Skunks play an important, yet under appreciated role, in regional ecosystems

Monday, December 19, 2022
A night-time game camera photo taken of a striped skunk. The white and black sunk is walking on all fours through a leaf covered clearing while looking at a stick staked into the ground.

Camera trap image taken of a striped skunk by the Appalachian Trail Project. Photo published on emammal.si.edu and available via a Creative Commons license.

Try searching for “skunks in New Hampshire” and you’ll see numerous listings for pest control services. But the omnivorous striped skunk (Mephitis mephitis)—New England’s only native skunk species—plays an important but often underappreciated role in the region’s ecosystems as a predator and seed disperser. Skunks are also an important indicator of how wildlife might respond more broadly to increasing urbanization and climate change. New research from the New Hampshire Agricultural Experiment Station (NHAES) examines factors that affect skunk abundance in the region and across the United States, underscoring the importance of collaborative databases in providing information for large geographic and broad-scale studies of understudied species.

NHAES scientist Rem Moll, assistant professor in the UNH College of Life Sciences and Agriculture, along with researchers from the University of Illinois and the University of Utah, published their findings in a recent issue of the Global Ecology and Conservation journal. The research develops a model for determining regional abundance of skunks, which live in every U.S. state except for Alaska and Hawaii.

“Striped skunks are doing well wherever there’s abundant food that supports their omnivorous diet, as well as in developed places where structures provide places to live,” described Moll. “The presence of food and shelter seems to really buffer skunks from any human-related negative impacts, like pest control and vehicle collisions.”

A cute black and white striped skunk walks alongside a paved roadway.

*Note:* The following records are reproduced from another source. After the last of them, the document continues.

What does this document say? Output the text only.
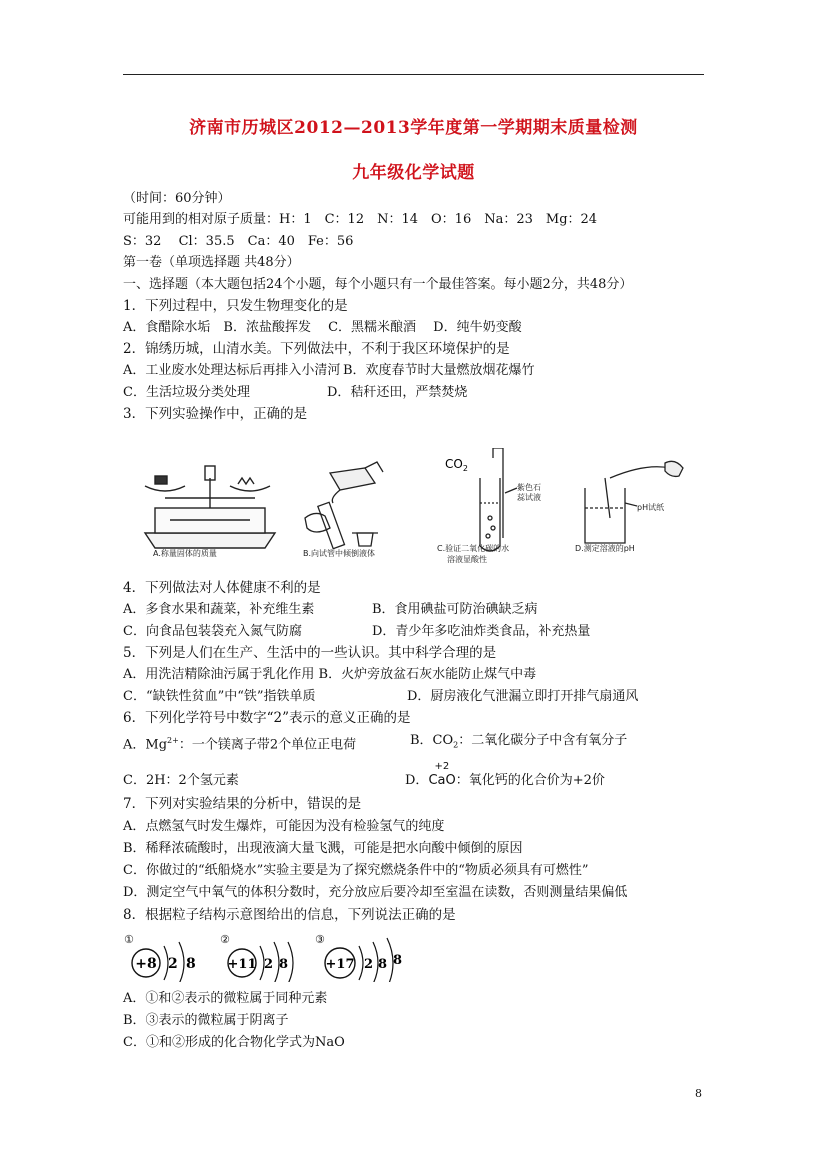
济南市历城区2012—2013学年度第一学期期末质量检测
九年级化学试题
（时间：60分钟）
可能用到的相对原子质量：H：1　C：12　N：14　O：16　Na：23　Mg：24
S：32　 Cl：35.5　Ca：40　Fe：56
第一卷（单项选择题 共48分）
一、选择题（本大题包括24个小题，每个小题只有一个最佳答案。每小题2分，共48分）
1．下列过程中，只发生物理变化的是
A．食醋除水垢　B．浓盐酸挥发　 C．黑糯米酿酒　 D．纯牛奶变酸
2．锦绣历城，山清水美。下列做法中，不利于我区环境保护的是
A．工业废水处理达标后再排入小清河 B．欢度春节时大量燃放烟花爆竹
C．生活垃圾分类处理	D．秸秆还田，严禁焚烧
3．下列实验操作中，正确的是
A.称量固体的质量	B.向试管中倾倒液体
C.验证二氧化碳的水
溶液显酸性
D.测定溶液的pH
$CO_2$
紫色石
蕊试液
pH试纸
4．下列做法对人体健康不利的是
A．多食水果和蔬菜，补充维生素	B．食用碘盐可防治碘缺乏病
C．向食品包装袋充入氮气防腐	D．青少年多吃油炸类食品，补充热量
5．下列是人们在生产、生活中的一些认识。其中科学合理的是
A．用洗洁精除油污属于乳化作用 B．火炉旁放盆石灰水能防止煤气中毒
C．“缺铁性贫血”中“铁”指铁单质	D．厨房液化气泄漏立即打开排气扇通风
6．下列化学符号中数字“2”表示的意义正确的是
A．$Mg^{2+}$：一个镁离子带2个单位正电荷	B．$CO_2$：二氧化碳分子中含有氧分子
C．2H：2个氢元素	D．
+2
CaO：氧化钙的化合价为+2价
7．下列对实验结果的分析中，错误的是
A．点燃氢气时发生爆炸，可能因为没有检验氢气的纯度
B．稀释浓硫酸时，出现液滴大量飞溅，可能是把水向酸中倾倒的原因
C．你做过的“纸船烧水”实验主要是为了探究燃烧条件中的“物质必须具有可燃性”
D．测定空气中氧气的体积分数时，充分放应后要冷却至室温在读数，否则测量结果偏低
8．根据粒子结构示意图给出的信息，下列说法正确的是
①
+8 2 8
②
+11 2 8
③
+17 2 8 8
A．①和②表示的微粒属于同种元素
B．③表示的微粒属于阴离子
C．①和②形成的化合物化学式为NaO
8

The skunk looks toward the camera and sees you. You smile in response and wave. He is adorable.
Data from the national annual mammal survey Snapshot USA allowed a collaborative team of university researchers to gauge the factors most impacting skunk abundance across the contiguous 48 states.

The researchers used 2019 and 2020 data from the national annual mammal survey Snapshot USA program, which gathers data from wildlife cameras owned and operated by private and public users located in all 50 states. In 2020, Snapshot USA received imagery from more than 1,450 camera sites operated by nearly 100 collaborators. According to the data, the detection of striped skunks was similar across both years.

“Very frequently, we will have local or regional studies done on animals that present conflicting information,” said Moll. “Snapshot USA and similar collaborative datasets allow us to not only look at understudied species that are fairly common, like skunks, but also to zoom out from a local or regional site and take a much broader view of a species’ abundance to learn how it’s doing overall.”

Moll and his colleagues refer to the striped skunk as a “synanthropic misanthrope” – a species that both benefits from and suffers from its close existence with humans. In some areas, direct human interventions and vehicular strikes are the leading causes of skunk deaths, which is a trend found among other synanthropic misanthropes like coyotes and raccoons.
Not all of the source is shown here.